Apr 27 16:44:18 xtreme kernel: NVRM: The NVIDIA probe routine was not called for 1 device(s).
Apr 27 16:44:18 xtreme kernel: nvidia 0000:01:00.0: probe with driver nvidia failed with error -1
Apr 27 16:44:18 xtreme kernel: NVRM: failed to wait for bar firewall to lower
Apr 27 16:44:18 xtreme gdm3[3560]: Gdm: Child process -3604 was already dead.
Apr 27 16:44:18 xtreme gdm3[4288]: Timed out while waiting for udev queue to empty.

This is the hardware

System Details Report


Report details

  • Date generated: 2025-04-27 16:53:14

Hardware Information:

  • Hardware Model: ASUS ROG MAXIMUS Z790 DARK HERO
  • Memory: 128.0 GiB
  • Processor: Intel® Core™ i9-14900K × 32
  • Graphics: NVIDIA GeForce RTX™ 5090
  • Disk Capacity: 14.0 TB

Software Information:

  • Firmware Version: 1801
  • OS Name: Ubuntu 25.04
  • OS Build: (null)
  • OS Type: 64-bit
  • GNOME Version: 48
  • Windowing System: X11
  • Kernel Version: Linux 6.14.0-13-generic

Those were all just beta drivers. This time Nvidia will fix all the reported bugs for real. /s

Every release is always the same. A half dozen new bugs get introduced and an employee reluctantly replies to a small amount of bugs and maybe gives tracking numbers. Maybe a few of the reported bugs actually get fixed. Sometimes Nvidia’s employees somehow can’t reproduce bugs when literally every other person in a topic can. People upload bug report zips and it doesn’t seem to ever make a difference. 2-3 months go by and the cycle repeats with more bugs added onto the pile.

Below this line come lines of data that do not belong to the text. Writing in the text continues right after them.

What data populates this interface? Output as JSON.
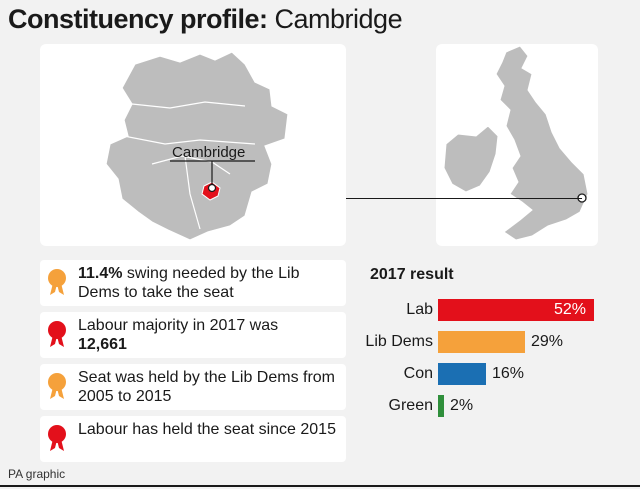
{
  "title": {
    "bold": "Constituency profile:",
    "light": "Cambridge"
  },
  "county_map": {
    "label": "Cambridge",
    "marker_color": "#e3101b"
  },
  "uk_map": {
    "marker": "Cambridge location dot"
  },
  "facts": [
    {
      "bold": "11.4%",
      "text": " swing needed by the Lib Dems to take the seat",
      "icon": "rosette-orange",
      "color": "#f5a13b"
    },
    {
      "text": "Labour majority in 2017 was ",
      "bold_after": "12,661",
      "icon": "rosette-red",
      "color": "#e3101b"
    },
    {
      "text": "Seat was held by the Lib Dems from 2005 to 2015",
      "icon": "rosette-orange",
      "color": "#f5a13b"
    },
    {
      "text": "Labour has held the seat since 2015",
      "icon": "rosette-red",
      "color": "#e3101b"
    }
  ],
  "chart_data": {
    "type": "bar",
    "title": "2017 result",
    "categories": [
      "Lab",
      "Lib Dems",
      "Con",
      "Green"
    ],
    "values": [
      52,
      29,
      16,
      2
    ],
    "value_labels": [
      "52%",
      "29%",
      "16%",
      "2%"
    ],
    "colors": [
      "#e3101b",
      "#f5a13b",
      "#1b6fb3",
      "#2f8f3b"
    ]
  },
  "footer": "PA graphic"
}
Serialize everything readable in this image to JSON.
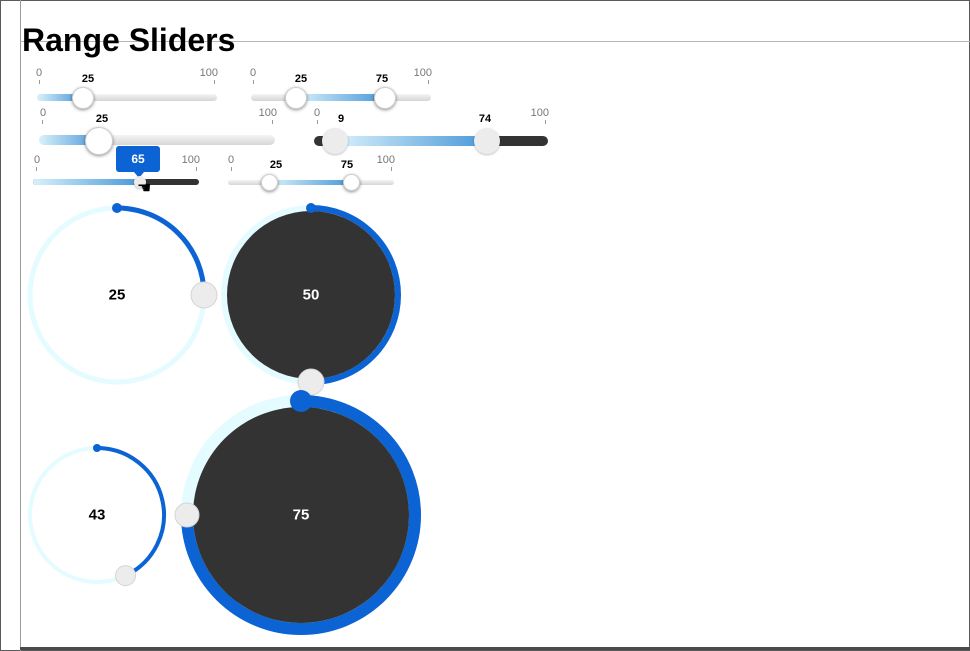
{
  "page": {
    "title": "Range Sliders"
  },
  "colors": {
    "accent": "#0b63d4",
    "dark": "#333333",
    "ring": "#e4fbff",
    "handle": "#ececec"
  },
  "sliders": [
    {
      "id": "s1",
      "min": "0",
      "max": "100",
      "value": "25",
      "value_fraction": 0.25
    },
    {
      "id": "s2",
      "min": "0",
      "max": "100",
      "low": "25",
      "high": "75",
      "low_fraction": 0.25,
      "high_fraction": 0.75
    },
    {
      "id": "s3",
      "min": "0",
      "max": "100",
      "value": "25",
      "value_fraction": 0.25
    },
    {
      "id": "s4",
      "min": "0",
      "max": "100",
      "low": "9",
      "high": "74",
      "low_fraction": 0.09,
      "high_fraction": 0.74
    },
    {
      "id": "s5",
      "min": "0",
      "max": "100",
      "value": "65",
      "value_fraction": 0.65,
      "tooltip": "65",
      "cursor": "hand-cursor-icon"
    },
    {
      "id": "s6",
      "min": "0",
      "max": "100",
      "low": "25",
      "high": "75",
      "low_fraction": 0.25,
      "high_fraction": 0.75
    }
  ],
  "round_sliders": [
    {
      "id": "r1",
      "value": "25",
      "value_fraction": 0.25,
      "style": "light"
    },
    {
      "id": "r2",
      "value": "50",
      "value_fraction": 0.5,
      "style": "dark"
    },
    {
      "id": "r3",
      "value": "43",
      "value_fraction": 0.43,
      "style": "light"
    },
    {
      "id": "r4",
      "value": "75",
      "value_fraction": 0.75,
      "style": "dark"
    }
  ]
}
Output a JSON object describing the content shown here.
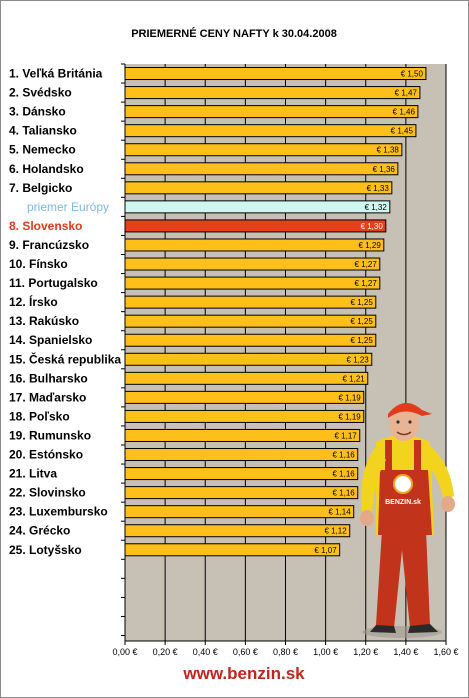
{
  "chart_data": {
    "type": "bar",
    "orientation": "horizontal",
    "title": "PRIEMERNÉ CENY NAFTY k 30.04.2008",
    "categories": [
      "1. Veľká Británia",
      "2. Svédsko",
      "3. Dánsko",
      "4. Taliansko",
      "5. Nemecko",
      "6. Holandsko",
      "7. Belgicko",
      "priemer Európy",
      "8. Slovensko",
      "9. Francúzsko",
      "10. Fínsko",
      "11. Portugalsko",
      "12. Írsko",
      "13. Rakúsko",
      "14. Spanielsko",
      "15. Česká republika",
      "16. Bulharsko",
      "17. Maďarsko",
      "18. Poľsko",
      "19. Rumunsko",
      "20. Estónsko",
      "21. Litva",
      "22. Slovinsko",
      "23. Luxembursko",
      "24. Grécko",
      "25. Lotyšsko"
    ],
    "values": [
      1.5,
      1.47,
      1.46,
      1.45,
      1.38,
      1.36,
      1.33,
      1.32,
      1.3,
      1.29,
      1.27,
      1.27,
      1.25,
      1.25,
      1.25,
      1.23,
      1.21,
      1.19,
      1.19,
      1.17,
      1.16,
      1.16,
      1.16,
      1.14,
      1.12,
      1.07
    ],
    "value_labels": [
      "€ 1,50",
      "€ 1,47",
      "€ 1,46",
      "€ 1,45",
      "€ 1,38",
      "€ 1,36",
      "€ 1,33",
      "€ 1,32",
      "€ 1,30",
      "€ 1,29",
      "€ 1,27",
      "€ 1,27",
      "€ 1,25",
      "€ 1,25",
      "€ 1,25",
      "€ 1,23",
      "€ 1,21",
      "€ 1,19",
      "€ 1,19",
      "€ 1,17",
      "€ 1,16",
      "€ 1,16",
      "€ 1,16",
      "€ 1,14",
      "€ 1,12",
      "€ 1,07"
    ],
    "xlim": [
      0,
      1.6
    ],
    "xticks": [
      "0,00 €",
      "0,20 €",
      "0,40 €",
      "0,60 €",
      "0,80 €",
      "1,00 €",
      "1,20 €",
      "1,40 €",
      "1,60 €"
    ],
    "highlight_index": 8,
    "average_index": 7,
    "grid": true,
    "colors": {
      "bar": "#ffbf1a",
      "bar_average": "#cff7ef",
      "bar_highlight": "#e8401c",
      "plot_background": "#c6c1b4",
      "gridline": "#000000",
      "footer": "#c0261a"
    }
  },
  "footer": {
    "url": "www.benzin.sk"
  },
  "mascot": {
    "logo_text": "BENZIN.sk"
  }
}
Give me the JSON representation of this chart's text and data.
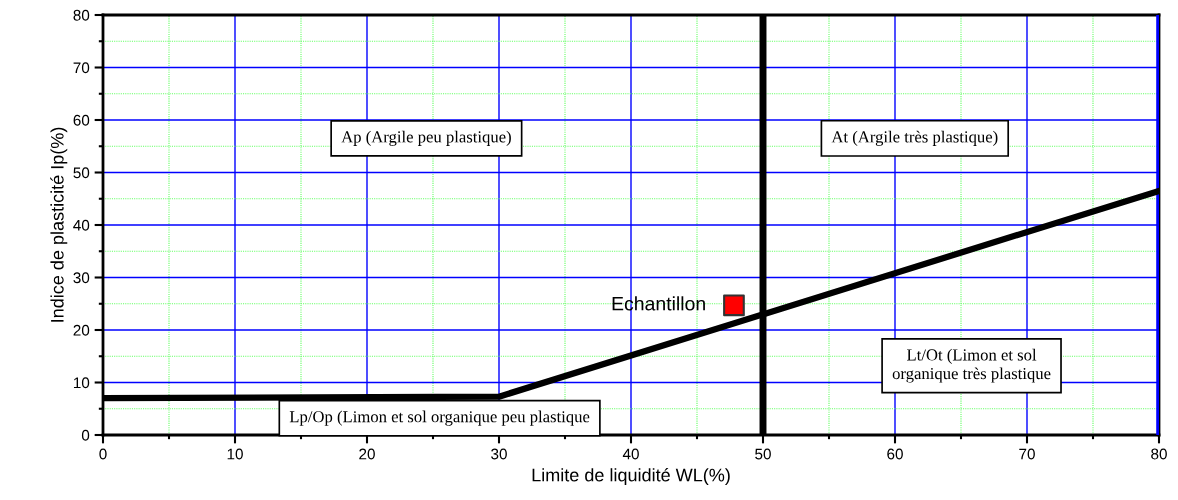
{
  "chart_data": {
    "type": "line",
    "xlabel": "Limite de liquidité WL(%)",
    "ylabel": "Indice de plasticité Ip(%)",
    "xlim": [
      0,
      80
    ],
    "ylim": [
      0,
      80
    ],
    "xticks": [
      0,
      {
        "value": 5,
        "label": null
      },
      10,
      {
        "value": 15,
        "label": null
      },
      20,
      {
        "value": 25,
        "label": null
      },
      30,
      {
        "value": 35,
        "label": null
      },
      40,
      {
        "value": 45,
        "label": null
      },
      50,
      {
        "value": 55,
        "label": null
      },
      60,
      {
        "value": 65,
        "label": null
      },
      70,
      {
        "value": 75,
        "label": null
      },
      80
    ],
    "yticks": [
      0,
      {
        "value": 5,
        "label": null
      },
      10,
      {
        "value": 15,
        "label": null
      },
      20,
      {
        "value": 25,
        "label": null
      },
      30,
      {
        "value": 35,
        "label": null
      },
      40,
      {
        "value": 45,
        "label": null
      },
      50,
      {
        "value": 55,
        "label": null
      },
      60,
      {
        "value": 65,
        "label": null
      },
      70,
      {
        "value": 75,
        "label": null
      },
      80
    ],
    "grid": true,
    "series": [
      {
        "color": "#000000",
        "x": [
          0,
          30,
          80
        ],
        "values": [
          7,
          7.3,
          46.5
        ],
        "marker": "none",
        "line_style": "solid"
      },
      {
        "type": "scatter",
        "color": "#ff0000",
        "x": [
          47.8
        ],
        "values": [
          24.7
        ],
        "marker": "square"
      }
    ],
    "ref_lines": [
      {
        "axis": "x",
        "value": 50,
        "color": "#000000",
        "line_style": "solid"
      },
      {
        "axis": "x",
        "value": 80,
        "color": "#0000ff",
        "line_style": "solid"
      }
    ],
    "annotations": [
      {
        "text": "Echantillon",
        "x": 47.8,
        "y": 24.7
      },
      "Ap (Argile peu plastique)",
      "At (Argile très plastique)",
      "Lt/Ot (Limon et sol\norganique très plastique",
      "Lp/Op (Limon et sol organique peu plastique"
    ]
  }
}
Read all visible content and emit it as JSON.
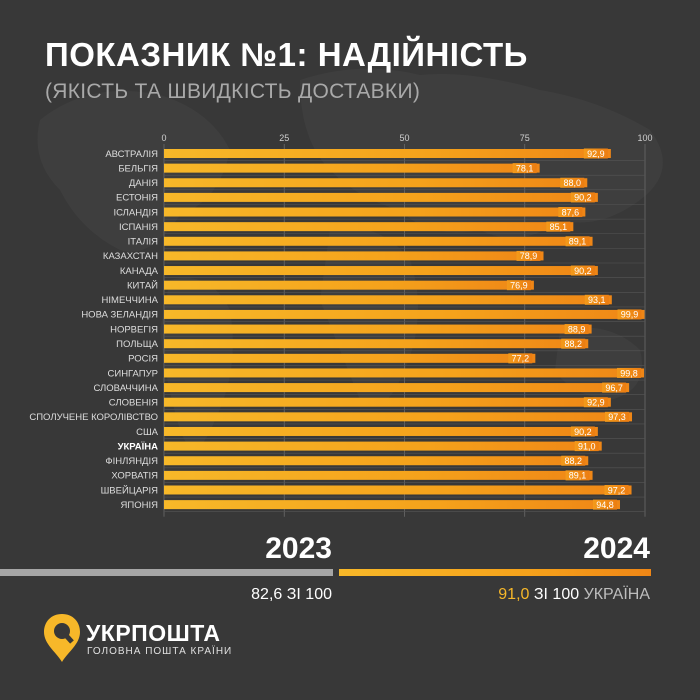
{
  "header": {
    "title": "ПОКАЗНИК №1: НАДІЙНІСТЬ",
    "subtitle": "(ЯКІСТЬ ТА ШВИДКІСТЬ ДОСТАВКИ)"
  },
  "chart_data": {
    "type": "bar",
    "orientation": "horizontal",
    "title": "",
    "xlabel": "",
    "ylabel": "",
    "xlim": [
      0,
      100
    ],
    "xticks": [
      "0",
      "25",
      "50",
      "75",
      "100"
    ],
    "grid": true,
    "legend": "none",
    "categories": [
      "АВСТРАЛІЯ",
      "БЕЛЬГІЯ",
      "ДАНІЯ",
      "ЕСТОНІЯ",
      "ІСЛАНДІЯ",
      "ІСПАНІЯ",
      "ІТАЛІЯ",
      "КАЗАХСТАН",
      "КАНАДА",
      "КИТАЙ",
      "НІМЕЧЧИНА",
      "НОВА ЗЕЛАНДІЯ",
      "НОРВЕГІЯ",
      "ПОЛЬЩА",
      "РОСІЯ",
      "СИНГАПУР",
      "СЛОВАЧЧИНА",
      "СЛОВЕНІЯ",
      "СПОЛУЧЕНЕ КОРОЛІВСТВО",
      "США",
      "УКРАЇНА",
      "ФІНЛЯНДІЯ",
      "ХОРВАТІЯ",
      "ШВЕЙЦАРІЯ",
      "ЯПОНІЯ"
    ],
    "values": [
      92.9,
      78.1,
      88.0,
      90.2,
      87.6,
      85.1,
      89.1,
      78.9,
      90.2,
      76.9,
      93.1,
      99.9,
      88.9,
      88.2,
      77.2,
      99.8,
      96.7,
      92.9,
      97.3,
      90.2,
      91.0,
      88.2,
      89.1,
      97.2,
      94.8
    ],
    "value_labels": [
      "92,9",
      "78,1",
      "88,0",
      "90,2",
      "87,6",
      "85,1",
      "89,1",
      "78,9",
      "90,2",
      "76,9",
      "93,1",
      "99,9",
      "88,9",
      "88,2",
      "77,2",
      "99,8",
      "96,7",
      "92,9",
      "97,3",
      "90,2",
      "91,0",
      "88,2",
      "89,1",
      "97,2",
      "94,8"
    ],
    "highlight": "УКРАЇНА",
    "colors": {
      "bar_start": "#f7b829",
      "bar_end": "#ef8616",
      "label_text": "#ffffff",
      "grid": "#6a6a6a"
    }
  },
  "comparison": {
    "year_2023": "2023",
    "year_2024": "2024",
    "score_2023_value": "82,6",
    "score_2023_suffix": "ЗІ 100",
    "score_2024_value": "91,0",
    "score_2024_suffix": "ЗІ 100",
    "score_2024_country": "УКРАЇНА",
    "score_2023": 82.6,
    "score_2024": 91.0,
    "colors": {
      "gray": "#a6a6a6",
      "orange": "#f5a21b",
      "accent": "#f7b829"
    }
  },
  "logo": {
    "icon": "ukrposhta-pin-icon",
    "name": "УКРПОШТА",
    "tagline": "ГОЛОВНА ПОШТА КРАЇНИ"
  }
}
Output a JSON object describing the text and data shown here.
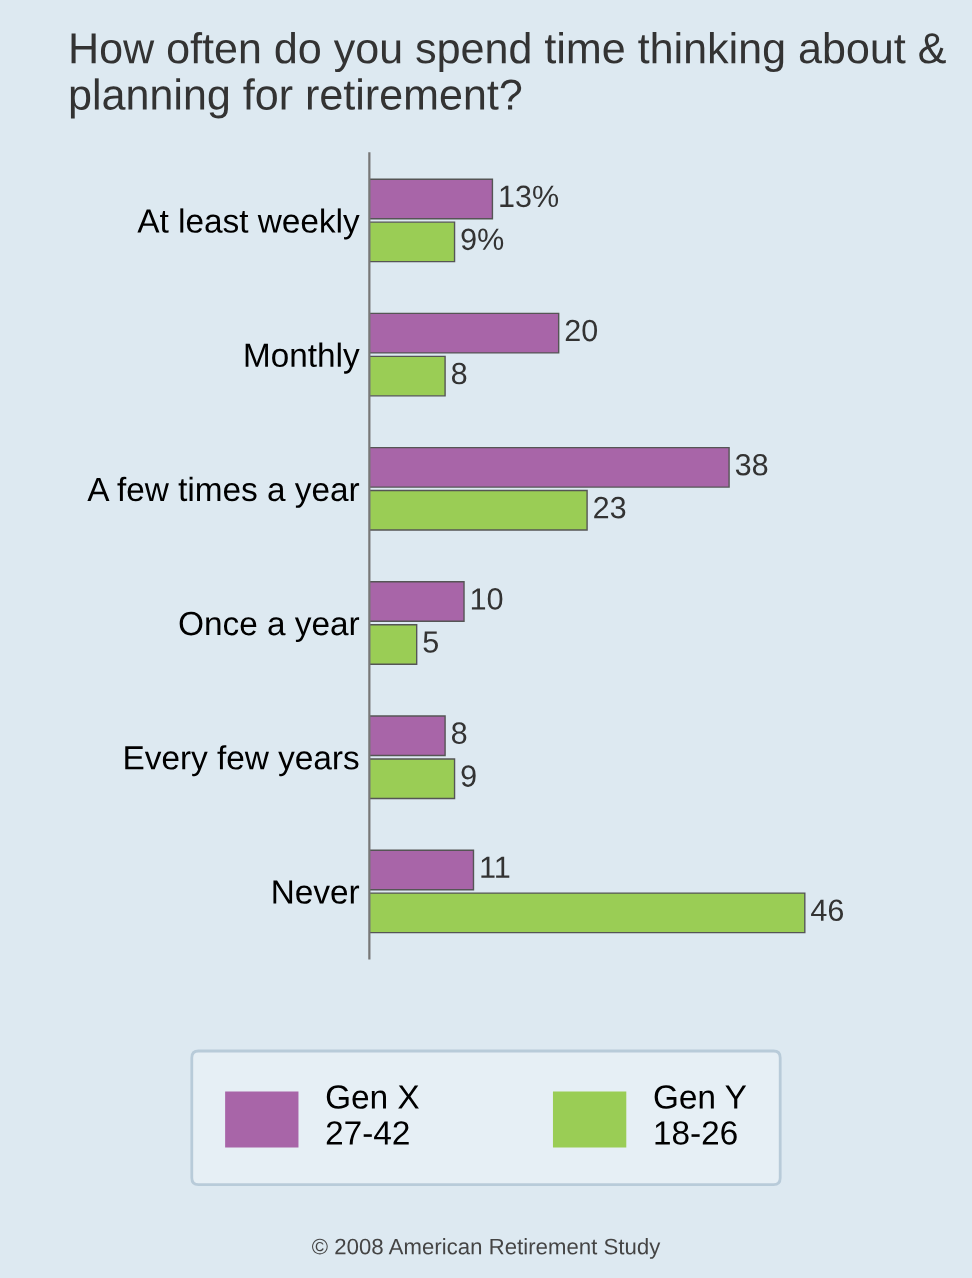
{
  "chart_data": {
    "type": "bar",
    "orientation": "horizontal",
    "title": "How often do you spend time thinking about & planning for retirement?",
    "categories": [
      "At least weekly",
      "Monthly",
      "A few times a year",
      "Once a year",
      "Every few years",
      "Never"
    ],
    "series": [
      {
        "name": "Gen X\n27-42",
        "color": "#a865a8",
        "values": [
          13,
          20,
          38,
          10,
          8,
          11
        ],
        "value_labels": [
          "13%",
          "20",
          "38",
          "10",
          "8",
          "11"
        ]
      },
      {
        "name": "Gen Y\n18-26",
        "color": "#9acd55",
        "values": [
          9,
          8,
          23,
          5,
          9,
          46
        ],
        "value_labels": [
          "9%",
          "8",
          "23",
          "5",
          "9",
          "46"
        ]
      }
    ],
    "legend": "bottom",
    "annotations": [
      "© 2008 American Retirement Study"
    ]
  }
}
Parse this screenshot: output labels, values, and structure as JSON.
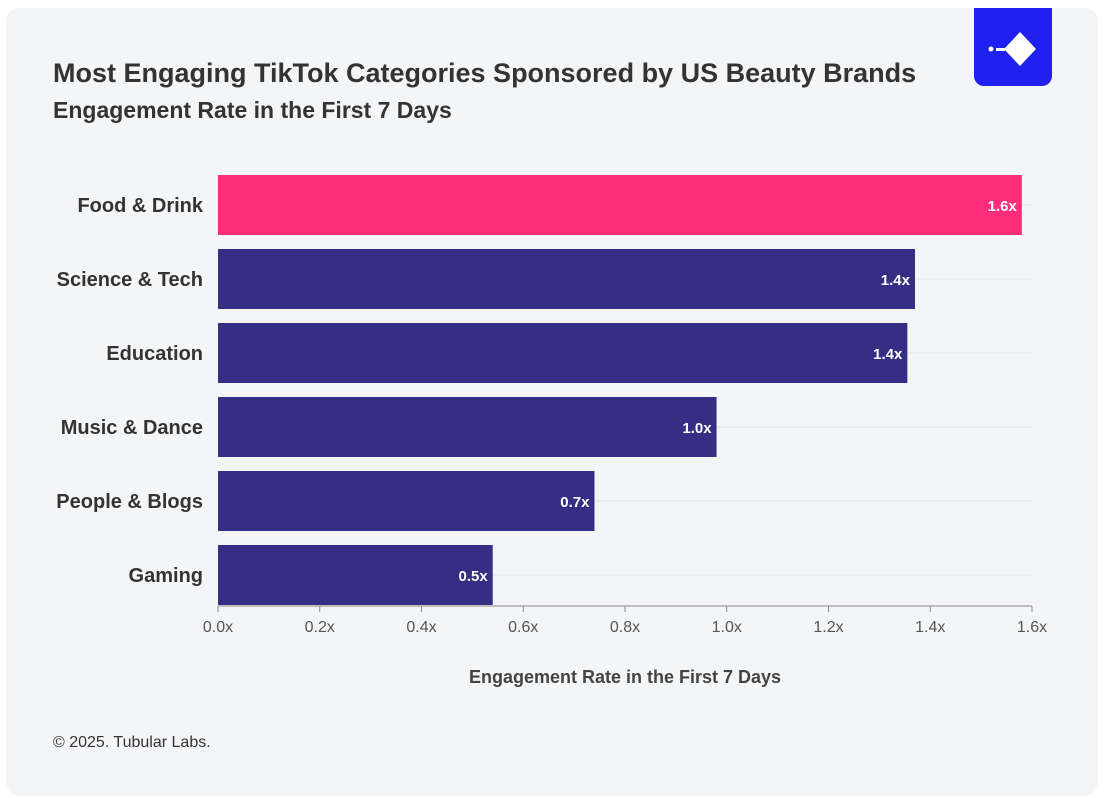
{
  "header": {
    "title": "Most Engaging TikTok Categories Sponsored by US Beauty Brands",
    "subtitle": "Engagement Rate in the First 7 Days"
  },
  "footer": {
    "copyright": "© 2025. Tubular Labs."
  },
  "logo": {
    "icon": "tubular-labs-logo-icon",
    "background_color": "#2020f0"
  },
  "chart_data": {
    "type": "bar",
    "orientation": "horizontal",
    "categories": [
      "Food & Drink",
      "Science & Tech",
      "Education",
      "Music & Dance",
      "People & Blogs",
      "Gaming"
    ],
    "values": [
      1.58,
      1.37,
      1.355,
      0.98,
      0.74,
      0.54
    ],
    "value_labels": [
      "1.6x",
      "1.4x",
      "1.4x",
      "1.0x",
      "0.7x",
      "0.5x"
    ],
    "colors": [
      "#ff2d7a",
      "#352e85",
      "#352e85",
      "#352e85",
      "#352e85",
      "#352e85"
    ],
    "xlabel": "Engagement Rate in the First 7 Days",
    "xlim": [
      0,
      1.6
    ],
    "xticks": [
      0,
      0.2,
      0.4,
      0.6,
      0.8,
      1.0,
      1.2,
      1.4,
      1.6
    ],
    "xtick_labels": [
      "0.0x",
      "0.2x",
      "0.4x",
      "0.6x",
      "0.8x",
      "1.0x",
      "1.2x",
      "1.4x",
      "1.6x"
    ],
    "grid": true
  }
}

But sure, the template is going to help what’s fundamentally a lack of QA process or care.

Fun fact: Nvidia still supports GPUs with 1GB of VRAM. I’ll leave it to everyone’s imagination as to what would happen if you attempted to run a modern DE using it, especially when they decide to GPU accelerate everything for no reason.

2 Likes

Issue on Gnome Wayland. Had PC connected to docking station and all monitors went black. Found these errors in my log:

Apr 28 12:20:15 fedora kernel: [drm:__nv_drm_gem_nvkms_map [nvidia_drm]] *ERROR* [nvidia-drm] [GPU ID 0x00000100] Failed to map NvKmsKapiMemory 0x00000000c26aa873
Apr 28 12:20:15 fedora kernel: [drm:__nv_drm_gem_nvkms_map [nvidia_drm]] *ERROR* [nvidia-drm] [GPU ID 0x00000100] Failed to map NvKmsKapiMemory 0x0000000055f3169f

nvidia-bug-report.log.gz (2.0 MB)

This looks heavily like that you did not install the driver/modules properly or not removed the old ones.

If it helps, i removed the old one. Rebooted which ended up being in nouveau. Then I installed 575.